Thursday, July 24, 2014

Sin City Band

The amazing run of good weather that the Anson B. Nixon outdoor concert series enjoyed finally ended on July 23, when the Sin City Band had to end their set after about a half-hour, with the wind whipping up and lightning flashing off to the west. It was a good call on the part of the tech guys: no sooner did my friends and I pack up our chairs and get to our vehicles than the rain came pouring down. The band did its popular "Chester County song" first and, in an unsuccessful attempt to ward off the impending storm, "Yellow Sun" and "You Are My Sunshine."
The brown-bag suppers provided by the Country Butcher were excellent: chicken salad on a roll, potato salad, pasta salad with roasted vegetables and a cookie. For only eight dollars! Fortunately we ate ours before the storm.

Wednesday, July 23, 2014

No slackers


Normally attendance at exercise classes plummets during the summer, but not so in one class I take at the Jennersville Y. There were so many people in class on July 22 that the instructor had to relinquish her usual "spot" to a latecomer, and we had to carefully synchronize our moves with those of the person next to us to avoid contact. One participant said she'd bring along a hay bale or a mounting block to the next class for the instructor to stand on so she could see everyone.

Monday, July 21, 2014

Cecil County Fair

I can now say that I have eaten a fried Oreo. I actually never knew there was such a thing until Sunday, when we visited the Cecil County Fair in Fair Hill, Maryland, but once I saw that sign on the food trailer, I simply had to have one.
It looked and tasted like a donut with the soggy remains of an Oreo inside. It was a far cry from my usual salad-heavy food choices, but somehow anything in the healthy eating pyramid just wouldn't strike the right note at a country fair in rural Maryland. The accompanying lemonade was very good.
We had an utter blast at the fair. We walked through the livestock barns and marveled at the beautifully groomed cattle, sheep, goats, pigs, rabbits, guinea pigs, chickens, and ducks. We wandered through the floral, vegetable, hay and egg competitions (much like at the Unionville Community Fair), the gleaming farm equipment displays (very large and very expensive), and the midway. We watched two guys carving wooden sculptures with chainsaws.
The highlight (other than the animals and food, of course) was watching the Truck Pull, in which a giant weighted sled is hooked up to a specially fortified diesel pickup truck. The truck has to drag this thing down a dirt field, wheels spinning, engine straining and black smoke belching from the exhaust pipes. Some of the competitors were successful and made it all the way down to the far end of the stadium, but one poor guy dropped a drive shaft.
The fair runs through Saturday, July 26. There's a Demolition Derby at 8 p.m. Thursday, July 24, and Friday, July 25, and at 2 and 8 p.m. on Saturday. There are rumblings that we will be returning for one of them.
(By the way, a woman at the gym corrected me, saying that "Cecil" is pronounced with a short "e." I've never heard that before, but I've gotten confirmation that "Sessil" is indeed how some old-timers say it.)

Sunday, July 20, 2014

Meetinghouse tour

A huge thank you to everyone involved in organizing this past weekend's tour of Quaker meetinghouses in the Western Quarter. For a history-minded person like me with an interest in Quakerism, it was fascinating.
On Saturday we visited "New" West Grove, Pennsgrove, and Homeville meetings and then crossed the Mason-Dixon Line to visit Colora meeting. On Sunday we went to London Britain meeting. Each meetinghouse had its own Friendly charm. At West Grove, upside-down glass telephone-pole insulators held candles and the beams in the cellar still had bark on them. I thought Pennsgrove had an especially calm, gathered air about it. The hosts at Homeville had on display old newspaper articles about the meeting; I loved reading about the heated disputes over the spelling of "Octoraro." London Britain had pillows on the benches.

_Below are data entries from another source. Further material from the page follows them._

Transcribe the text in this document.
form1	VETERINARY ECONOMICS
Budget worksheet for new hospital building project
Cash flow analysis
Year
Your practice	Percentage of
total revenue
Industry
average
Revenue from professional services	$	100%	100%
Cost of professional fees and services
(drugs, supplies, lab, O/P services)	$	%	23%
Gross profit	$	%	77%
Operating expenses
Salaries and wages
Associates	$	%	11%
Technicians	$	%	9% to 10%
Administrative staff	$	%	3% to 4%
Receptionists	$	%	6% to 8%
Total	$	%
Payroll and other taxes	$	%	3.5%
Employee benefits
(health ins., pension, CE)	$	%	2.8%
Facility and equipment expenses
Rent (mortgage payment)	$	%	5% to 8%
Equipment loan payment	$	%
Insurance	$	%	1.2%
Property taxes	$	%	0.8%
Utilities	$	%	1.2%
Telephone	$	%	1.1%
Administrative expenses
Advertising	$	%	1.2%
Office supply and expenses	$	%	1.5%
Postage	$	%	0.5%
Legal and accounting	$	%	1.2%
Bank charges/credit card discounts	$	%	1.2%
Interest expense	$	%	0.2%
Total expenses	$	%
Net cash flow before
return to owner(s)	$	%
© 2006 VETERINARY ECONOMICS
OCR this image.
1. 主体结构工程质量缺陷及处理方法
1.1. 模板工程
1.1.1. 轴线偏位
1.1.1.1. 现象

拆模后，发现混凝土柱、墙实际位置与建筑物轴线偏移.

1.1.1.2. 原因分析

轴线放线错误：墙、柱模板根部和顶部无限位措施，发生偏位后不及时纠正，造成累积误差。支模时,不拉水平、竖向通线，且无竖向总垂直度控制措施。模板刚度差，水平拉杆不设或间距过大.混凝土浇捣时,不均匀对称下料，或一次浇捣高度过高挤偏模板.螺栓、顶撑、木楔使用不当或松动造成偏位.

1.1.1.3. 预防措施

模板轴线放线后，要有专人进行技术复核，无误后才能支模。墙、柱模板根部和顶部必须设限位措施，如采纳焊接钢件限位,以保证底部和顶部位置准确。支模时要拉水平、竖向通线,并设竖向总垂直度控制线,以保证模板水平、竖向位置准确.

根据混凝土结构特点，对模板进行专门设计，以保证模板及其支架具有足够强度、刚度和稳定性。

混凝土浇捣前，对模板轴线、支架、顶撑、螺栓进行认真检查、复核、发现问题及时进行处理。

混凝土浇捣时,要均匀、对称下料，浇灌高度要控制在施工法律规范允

We got a little lost getting to Colora, and driving through the two gateposts was like arriving at an enchanting cottage in a forest clearing. The surprisingly comfortable wooden benches were made from rafts on the Susquehanna, the hostess told us (I noticed that the worshippers who sat on facing benches got footrests, a surprising touch). The small Colora burial ground is on a steep slope leading down to a creek and is the final resting place for a daughter of Betsy Ross and a great many members of the Balderston family (we passed Balderston Orchards en route to the meetinghouse).

Mr. Patton

Charles F. Patton, a longtime teacher and administrator in whose honor Unionville's middle school is named, died on Saturday, and former students, colleagues and friends have been sharing fond memories of him and how he shaped their lives (and their bridge games). I saw the news on Saturday evening on Facebook while eating ice cream at Landhope and said to my companion, "Oh, Mr. Patton died!" The people at the next table, complete strangers, overheard and said, "Yeah, I heard that!" They didn't need to ask who Mr. Patton was, or which Mr. Patton; in Unionville, there was only one. My sympathy goes out to his family.

Saturday, July 19, 2014

Nature notes

This has been the summer of the hostas, the house wrens and the hummingbirds.
Maybe I'm just more aware of the hostas because I've planted so many of them this year, but those spikes of purple flowers, rising high above green or green-and-white leaves, seem to be everywhere this summer, after our cold, wet spring. What a versatile, hardy and attractive plant.
And a house wren has made a nest of twigs in a bird box in a white pine in my back yard. It has raised at least two broods, which it feeds constantly, chirping its cheerful, trilling song. I just took the portable steps out back to see if I could get a photo of the chicks. The momma wren was not at all happy: she rammed my head, twice, and hard. I apologized, replaced the box and retreated.
My hummingbirds were late to arrive but have been regulars at the feeder, often draining the whole cup-and-a-half. It's fun to watch the colorful, frenetic, bold little creatures perch on the feeder and on nearby white-pine branches.

Friday, July 18, 2014

Shutdown weeks

The annual shutdown weeks at our local YMCAs will be Aug. 18 through 24 for the Jennersville and the Airport Road Ys, and Aug. 25 to 31 for the Kennett Y. Seems earlier than usual this year.